🧱 System Architecture Overview¶
This section provides a high-level overview of the monitoring and observability stack used in this project. It highlights the core components, their responsibilities, and how they work together to provide end-to-end monitoring, alerting, and visualization for modern infrastructure and applications.
📐 Design Philosophy¶
Our monitoring stack is built around a few guiding principles:
- Modular and Composable → Each tool has a clear responsibility (metrics, alerts, visualization).
- Cloud-Native → Runs seamlessly in containerized/Kubernetes environments.
- Automation-First → Designed for IaC and CI/CD pipelines.
- Production-Ready → Secure defaults, scalable, and extensible.
- Developer-Friendly → Easy to run locally (e.g., with Docker Compose or Kind).
🧩 Core Components¶
1. Metrics Collection (cAdvisor)¶
- cAdvisor runs on each node to collect container-level resource usage (CPU, memory, disk, network).
- Integrated with Kubernetes via the kubelet.
- Exposes metrics at
/metrics
in Prometheus format.
2. Monitoring & Storage (Prometheus)¶
- Prometheus scrapes metrics from cAdvisor, node exporters, and other exporters.
- Stores data in its time-series database (TSDB).
- Provides the PromQL query language for powerful analysis.
3. Visualization (Grafana)¶
- Grafana connects to Prometheus and displays metrics in dashboards.
- Includes pre-built dashboards for containers, nodes, and Kubernetes clusters.
- Enables engineers to explore, visualize, and share insights.
4. Alerting (Alertmanager)¶
- Alertmanager receives alerts from Prometheus.
- Handles deduplication, grouping, and routing of alerts.
- Sends notifications via Slack, Email, PagerDuty, etc.
🔀 Architecture Diagram¶
flowchart TD
subgraph Node["Kubernetes Node / Host"]
subgraph Containers["Containers"]
A1["App Container A"]
A2["App Container B"]
end
C["cAdvisor"]
end
A1 --> C
A2 --> C
C --> P["Prometheus"]
P --> G["Grafana Dashboards"]
P --> A["Alertmanager"]
G --> U["User (SRE/DevOps)"]
A --> U
🔄 Data / Control Flow¶
- Containers run applications and consume resources.

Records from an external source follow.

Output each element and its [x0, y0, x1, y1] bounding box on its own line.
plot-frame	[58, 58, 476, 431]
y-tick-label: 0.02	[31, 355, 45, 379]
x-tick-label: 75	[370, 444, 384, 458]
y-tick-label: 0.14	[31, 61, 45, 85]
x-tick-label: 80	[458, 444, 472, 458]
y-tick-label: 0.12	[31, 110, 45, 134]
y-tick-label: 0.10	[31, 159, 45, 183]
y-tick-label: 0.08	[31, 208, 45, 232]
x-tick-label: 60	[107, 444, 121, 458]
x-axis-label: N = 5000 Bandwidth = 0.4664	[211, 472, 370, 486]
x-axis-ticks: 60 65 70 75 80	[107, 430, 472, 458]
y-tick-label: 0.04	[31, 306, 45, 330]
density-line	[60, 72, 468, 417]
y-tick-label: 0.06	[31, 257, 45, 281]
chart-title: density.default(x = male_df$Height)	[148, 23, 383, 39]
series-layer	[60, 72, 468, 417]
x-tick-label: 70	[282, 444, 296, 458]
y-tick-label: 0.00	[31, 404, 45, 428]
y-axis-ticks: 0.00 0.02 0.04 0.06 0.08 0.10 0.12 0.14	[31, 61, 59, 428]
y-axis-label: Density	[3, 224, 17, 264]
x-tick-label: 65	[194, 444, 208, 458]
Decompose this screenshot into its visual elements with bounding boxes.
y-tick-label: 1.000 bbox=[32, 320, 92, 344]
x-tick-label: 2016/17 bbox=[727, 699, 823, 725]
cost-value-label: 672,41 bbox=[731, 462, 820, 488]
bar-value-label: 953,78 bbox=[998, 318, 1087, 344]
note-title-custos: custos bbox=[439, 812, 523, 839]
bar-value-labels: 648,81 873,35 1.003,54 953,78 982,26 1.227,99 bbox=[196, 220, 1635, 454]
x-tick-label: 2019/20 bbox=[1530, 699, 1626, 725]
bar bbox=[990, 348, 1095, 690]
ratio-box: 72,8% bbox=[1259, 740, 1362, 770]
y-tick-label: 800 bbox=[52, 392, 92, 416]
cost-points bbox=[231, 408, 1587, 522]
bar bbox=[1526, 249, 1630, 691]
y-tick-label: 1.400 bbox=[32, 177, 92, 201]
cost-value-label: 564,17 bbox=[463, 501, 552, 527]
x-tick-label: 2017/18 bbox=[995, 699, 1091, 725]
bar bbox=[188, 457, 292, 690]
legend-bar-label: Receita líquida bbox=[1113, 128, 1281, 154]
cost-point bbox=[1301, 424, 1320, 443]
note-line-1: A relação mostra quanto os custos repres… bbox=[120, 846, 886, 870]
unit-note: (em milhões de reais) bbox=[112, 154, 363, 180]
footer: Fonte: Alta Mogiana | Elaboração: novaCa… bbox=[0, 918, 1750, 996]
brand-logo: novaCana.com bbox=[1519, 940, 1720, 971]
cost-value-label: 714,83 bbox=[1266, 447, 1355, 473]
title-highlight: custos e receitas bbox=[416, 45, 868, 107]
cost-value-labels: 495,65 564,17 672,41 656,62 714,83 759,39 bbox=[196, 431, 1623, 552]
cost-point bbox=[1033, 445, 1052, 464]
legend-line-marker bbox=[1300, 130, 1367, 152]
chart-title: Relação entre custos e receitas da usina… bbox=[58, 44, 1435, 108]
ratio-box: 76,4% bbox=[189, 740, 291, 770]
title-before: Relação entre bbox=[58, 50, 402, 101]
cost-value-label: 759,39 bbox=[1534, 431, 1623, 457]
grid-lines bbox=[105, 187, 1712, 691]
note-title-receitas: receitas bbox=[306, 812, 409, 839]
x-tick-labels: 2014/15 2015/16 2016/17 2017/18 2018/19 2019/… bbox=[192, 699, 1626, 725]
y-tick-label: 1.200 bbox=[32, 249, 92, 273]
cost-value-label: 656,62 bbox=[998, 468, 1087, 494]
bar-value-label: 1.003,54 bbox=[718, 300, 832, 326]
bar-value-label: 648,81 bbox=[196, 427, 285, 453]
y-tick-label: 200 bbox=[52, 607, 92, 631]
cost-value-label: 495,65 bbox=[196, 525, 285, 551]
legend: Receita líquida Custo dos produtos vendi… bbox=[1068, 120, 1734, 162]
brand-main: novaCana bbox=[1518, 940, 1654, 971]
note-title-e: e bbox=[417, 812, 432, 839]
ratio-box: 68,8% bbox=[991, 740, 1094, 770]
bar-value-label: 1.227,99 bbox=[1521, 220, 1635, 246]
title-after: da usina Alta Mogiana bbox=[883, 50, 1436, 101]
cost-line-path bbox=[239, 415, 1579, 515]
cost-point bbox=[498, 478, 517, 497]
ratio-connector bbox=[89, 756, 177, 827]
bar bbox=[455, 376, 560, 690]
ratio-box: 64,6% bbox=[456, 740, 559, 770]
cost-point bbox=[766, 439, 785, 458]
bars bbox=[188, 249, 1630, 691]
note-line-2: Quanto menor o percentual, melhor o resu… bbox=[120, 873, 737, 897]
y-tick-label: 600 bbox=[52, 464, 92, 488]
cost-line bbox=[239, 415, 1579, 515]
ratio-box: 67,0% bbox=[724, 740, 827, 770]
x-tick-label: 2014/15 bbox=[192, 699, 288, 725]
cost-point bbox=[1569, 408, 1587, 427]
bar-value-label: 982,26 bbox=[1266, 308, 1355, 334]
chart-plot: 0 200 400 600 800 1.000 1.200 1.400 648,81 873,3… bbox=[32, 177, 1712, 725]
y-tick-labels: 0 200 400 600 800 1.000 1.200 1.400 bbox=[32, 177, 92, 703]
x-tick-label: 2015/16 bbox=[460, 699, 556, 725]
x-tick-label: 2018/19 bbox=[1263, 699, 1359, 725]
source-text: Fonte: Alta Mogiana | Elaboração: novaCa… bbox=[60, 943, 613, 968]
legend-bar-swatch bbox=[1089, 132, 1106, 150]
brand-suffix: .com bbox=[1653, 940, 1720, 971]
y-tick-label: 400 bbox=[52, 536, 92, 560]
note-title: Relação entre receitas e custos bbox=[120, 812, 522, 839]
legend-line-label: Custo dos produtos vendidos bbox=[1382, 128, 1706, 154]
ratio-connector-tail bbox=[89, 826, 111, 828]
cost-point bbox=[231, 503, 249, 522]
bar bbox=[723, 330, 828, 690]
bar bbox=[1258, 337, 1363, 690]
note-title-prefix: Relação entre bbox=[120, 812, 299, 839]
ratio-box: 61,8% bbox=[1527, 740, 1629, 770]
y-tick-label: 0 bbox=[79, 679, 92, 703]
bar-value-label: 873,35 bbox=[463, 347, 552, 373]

- cAdvisor collects resource usage metrics from the kernel (cgroups).
- Prometheus scrapes metrics from cAdvisor (and other exporters).
- Prometheus TSDB stores time-series data.
- Grafana queries Prometheus to render dashboards and visualizations.
- Prometheus rules evaluate alert conditions (e.g., CPU > 90%).
- Alertmanager routes alerts to Slack/email.
- Users (SRE/DevOps) view dashboards and respond to alerts.